Ein Deutsches Requiem

Estamos nos preparando para apresentar o Requiem Alemão de Brahms no próximo fim de semana no Palco de São Paulo. Espanto-me sempre ao encontrar nesta obra um compositor tão clássico, um romântico tão incipiente… Trata-se de um requiem nada litúrgico, embora baseado em texto da bíblia luterana (Brahms dizia que era um requiem EM alemão, e não um requiem da nacionalidade…), composto quando Brahms tinha entre 33 e 35 anos- portanto não tinha atingido a maturidade sinfônico-romântica de suas obras mais tardias. Tinha acabado de perder a sua mãe, a quem era muito ligado, e Schumann, mentor e amigo, também faleceu por esta época. Espanta-me sobretudo porque não sendo um requiem litúrgico, sua estrutura seja tão tradicional, polifônica e contrapontística – fugas extraordinárias, nos lugares esperados dentro da peça e que mais raramente encontraremos no resto de sua obra. Ao mesmo tempo já podemos ouvir as largas melodias que tanto o caracterizarão mais tarde. É um Brahms sério, mais hamburguês do que vienense, mais alemão do que austríaco. Penso que se fosse composto na sua maturidade, Brahms poderia ter criado uma obra mais diferenciada nos seus movimentos. Mas quem somos nós para falar do gênio? O Requiem tem uma calma interior e, por isso mesmo, uma profundidade que talvez seja resultado exatamente da uniformidade com que o compositor fez questão de construir a obra.

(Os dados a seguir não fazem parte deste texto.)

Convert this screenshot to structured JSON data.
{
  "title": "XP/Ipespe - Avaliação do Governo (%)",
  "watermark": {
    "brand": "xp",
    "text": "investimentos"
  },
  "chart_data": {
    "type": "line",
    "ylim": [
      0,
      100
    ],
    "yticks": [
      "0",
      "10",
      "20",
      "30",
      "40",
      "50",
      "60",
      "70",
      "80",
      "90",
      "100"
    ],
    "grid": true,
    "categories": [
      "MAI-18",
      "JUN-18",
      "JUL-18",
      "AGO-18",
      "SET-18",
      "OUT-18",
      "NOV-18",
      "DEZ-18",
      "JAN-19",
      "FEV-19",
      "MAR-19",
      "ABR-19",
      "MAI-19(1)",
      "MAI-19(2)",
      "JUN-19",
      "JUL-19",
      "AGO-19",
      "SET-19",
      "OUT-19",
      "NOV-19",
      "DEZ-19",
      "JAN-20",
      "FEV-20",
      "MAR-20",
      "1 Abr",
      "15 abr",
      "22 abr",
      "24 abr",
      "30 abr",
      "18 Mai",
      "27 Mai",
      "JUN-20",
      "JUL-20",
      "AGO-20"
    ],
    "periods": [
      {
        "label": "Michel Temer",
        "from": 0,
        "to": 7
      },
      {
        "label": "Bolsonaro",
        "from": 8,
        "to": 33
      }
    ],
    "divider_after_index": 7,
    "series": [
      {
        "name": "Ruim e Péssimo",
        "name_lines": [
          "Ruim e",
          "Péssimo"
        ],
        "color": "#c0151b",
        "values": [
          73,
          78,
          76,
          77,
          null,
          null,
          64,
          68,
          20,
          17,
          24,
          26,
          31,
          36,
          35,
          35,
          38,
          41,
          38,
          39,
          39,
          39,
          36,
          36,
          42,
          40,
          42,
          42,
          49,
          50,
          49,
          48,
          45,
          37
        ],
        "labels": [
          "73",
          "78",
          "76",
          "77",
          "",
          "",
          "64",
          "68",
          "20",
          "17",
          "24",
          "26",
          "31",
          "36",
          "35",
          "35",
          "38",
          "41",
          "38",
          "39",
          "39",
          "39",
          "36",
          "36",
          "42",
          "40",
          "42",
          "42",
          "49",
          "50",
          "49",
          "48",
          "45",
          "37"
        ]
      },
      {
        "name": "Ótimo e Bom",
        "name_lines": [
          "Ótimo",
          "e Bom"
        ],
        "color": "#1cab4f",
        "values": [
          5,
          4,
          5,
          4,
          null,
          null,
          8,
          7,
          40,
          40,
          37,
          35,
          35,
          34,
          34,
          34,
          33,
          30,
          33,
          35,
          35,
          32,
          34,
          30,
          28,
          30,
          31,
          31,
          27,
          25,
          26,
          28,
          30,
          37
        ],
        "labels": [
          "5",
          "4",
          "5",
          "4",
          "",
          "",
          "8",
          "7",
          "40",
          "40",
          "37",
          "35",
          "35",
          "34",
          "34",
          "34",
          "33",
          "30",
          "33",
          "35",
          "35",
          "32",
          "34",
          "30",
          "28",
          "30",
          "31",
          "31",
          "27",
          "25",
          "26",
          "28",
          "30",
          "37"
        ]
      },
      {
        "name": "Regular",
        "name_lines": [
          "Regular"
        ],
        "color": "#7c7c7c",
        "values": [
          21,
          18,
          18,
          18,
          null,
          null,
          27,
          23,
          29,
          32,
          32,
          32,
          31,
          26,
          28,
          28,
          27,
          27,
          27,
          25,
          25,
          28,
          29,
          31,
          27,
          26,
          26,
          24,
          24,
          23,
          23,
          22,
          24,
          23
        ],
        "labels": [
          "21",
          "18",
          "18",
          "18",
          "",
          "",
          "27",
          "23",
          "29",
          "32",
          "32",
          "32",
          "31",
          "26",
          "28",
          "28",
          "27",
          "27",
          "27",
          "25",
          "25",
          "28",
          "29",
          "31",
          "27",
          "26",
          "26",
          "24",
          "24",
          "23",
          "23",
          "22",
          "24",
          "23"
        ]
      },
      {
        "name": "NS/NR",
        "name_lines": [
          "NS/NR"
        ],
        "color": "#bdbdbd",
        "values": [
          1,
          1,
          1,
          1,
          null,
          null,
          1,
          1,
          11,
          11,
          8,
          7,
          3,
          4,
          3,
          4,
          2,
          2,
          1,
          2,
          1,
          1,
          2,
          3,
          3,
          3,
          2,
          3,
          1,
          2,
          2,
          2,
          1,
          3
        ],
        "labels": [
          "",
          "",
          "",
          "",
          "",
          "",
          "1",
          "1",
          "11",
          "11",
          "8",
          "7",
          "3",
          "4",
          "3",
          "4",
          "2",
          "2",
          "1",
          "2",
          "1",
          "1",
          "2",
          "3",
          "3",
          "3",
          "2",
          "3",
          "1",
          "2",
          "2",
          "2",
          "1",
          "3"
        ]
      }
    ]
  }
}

Brahms com mais ou menos a idade com que escreveu o seu Requiem

Foto de John Neschling.

O coro é o protagonista do Requiem Alemão de Brahms. A obra tem um pouco mais de uma hora de duração e desta o coro canta bem uns 50 minutos! Além do coro há um barítono e uma soprano solistas ( no fim de semana ouviremos Albert Dohmen e Lina Mendes) com contribuições de muita expressividade, mas o coro é sem dúvida a grande estrela da obra.
A escrita de Brahms é contrapontística como nas grandes composições para coro de J.S. Bach, mas há momentos de grande lirismo que prenunciam sua veia melódica que virá à tona nas suas sinfonias e nas obras para piano. Brahms não era um homem religioso, a os textos que escolheu para o seu Requiem sublinham a humildade necessária para que o homem possa transcender a sua curta passagem por esta terra. O início da obra fala que abençoados são o que sofrem, pois eles serão consolados, fala dos que semeam lágrimas e que colherão alegrias. Já no último movimento do Requiem, quando volta ao tema do início (assim como Verdi no seu Requiem litúrgico), Brahms diz que abençoados são aqueles que morrem no Senhor, porque suas obras permanecerão. Enfim, uma visão humana do texto de Lutero, que pede ao Senhor quer nos ensine que nossa vida tem que ter uma finalidade, e que deveremos partir depois de entendê-la e persegui-la.
Um obra, como de resto quase toda a criação de Johannes Brahms, com mais lusco fusco, mais crepúsculo do que aurora, mais noite do que dia, mais frio invernal do que calor meridional, mais névoa do que sol brilhante.
Um desafio e tanto para o nosso grande Coro Lírico.